O'Connor's, a package store and restaurant, has been located since the early 1920s in the heart of Greektown at the corner of Eastern Avenue and Oldham Street. In the 1940s, this unassuming, two-story, brick building played a significant role in the city labor movement of the New Deal era. Baltimore steel workers fought to unionize between 1940 and 1942 and turned O’Connor’s into the meeting spot where they could discuss the progress of organizing efforts. Similar meetings took place at the Finnish Hall in nearby Highlandtown at Ponca and Foster Streets. The Steel Workers Organizing Committee (SWOC) moved their headquarters into the second floor of O’Connor’s and, in 1943, the committee became the United Steelworkers of America, a CIO union.
Ellen Pinter was part of the Finnish community of Highlandtown, and her father worked at the steel mill in Sparrow’s Point. She saw firsthand the effects of underemployment on the steelworkers and their families during the Great Depression. Some only received work for one to two days a week. Many families ran up debts at the grocery store or fell behind on rent. Some families took in boarders to try to make ends meet. Ellen took a job for $18 week working for the steel workers’ union SWOC around 1937 in the office on top of O’Connor’s.
In a 1980 interview with the Baltimore Neighborhood Heritage Project, Ellen recollected:
"The quarters were small but the activity was small. I can vividly remember when the miners came to Baltimore and started the big organization drive of the CIO. The men were pouring into that hall with their pockets just bulging with dollar bills as they were signing up men into the union. There was such a tremendous upsurge of interest in the union. Of course, the mills were full of foreign-born people who knew the value of unions because they had come from European countries where they had been a little more politically astute. And Finns were aware of unionization and more progressive thought… Oh I can remember the Italians, the Finns, the Czechs, the Americans, they were organizing left and right then, in Bethlehem Steel Company."

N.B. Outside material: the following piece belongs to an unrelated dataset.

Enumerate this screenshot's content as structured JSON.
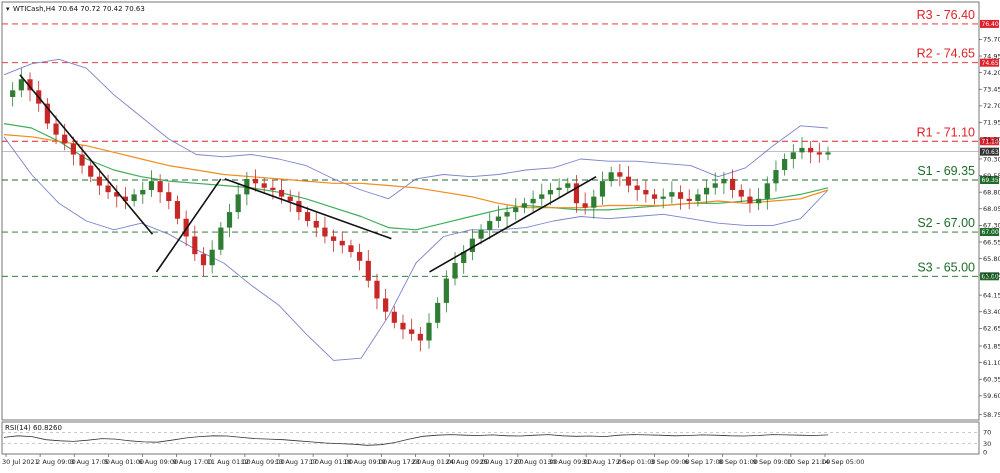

Pinter also notes African American participation in the organizing activity—Finnish activists welcomed African Americans at the Finnish Hall during the early days of organizing activity, even though Highlandtown remained a segregated white neighborhood. Racial antagonisms, however, were not absent in the social activities of the union. For instance, Pinter remembers being at a union picnic; a black man asked her to dance and she accepted, only to have a white man cut in and demand to know how she could dare dance with a black man. O’Connor’s still remains in operation today.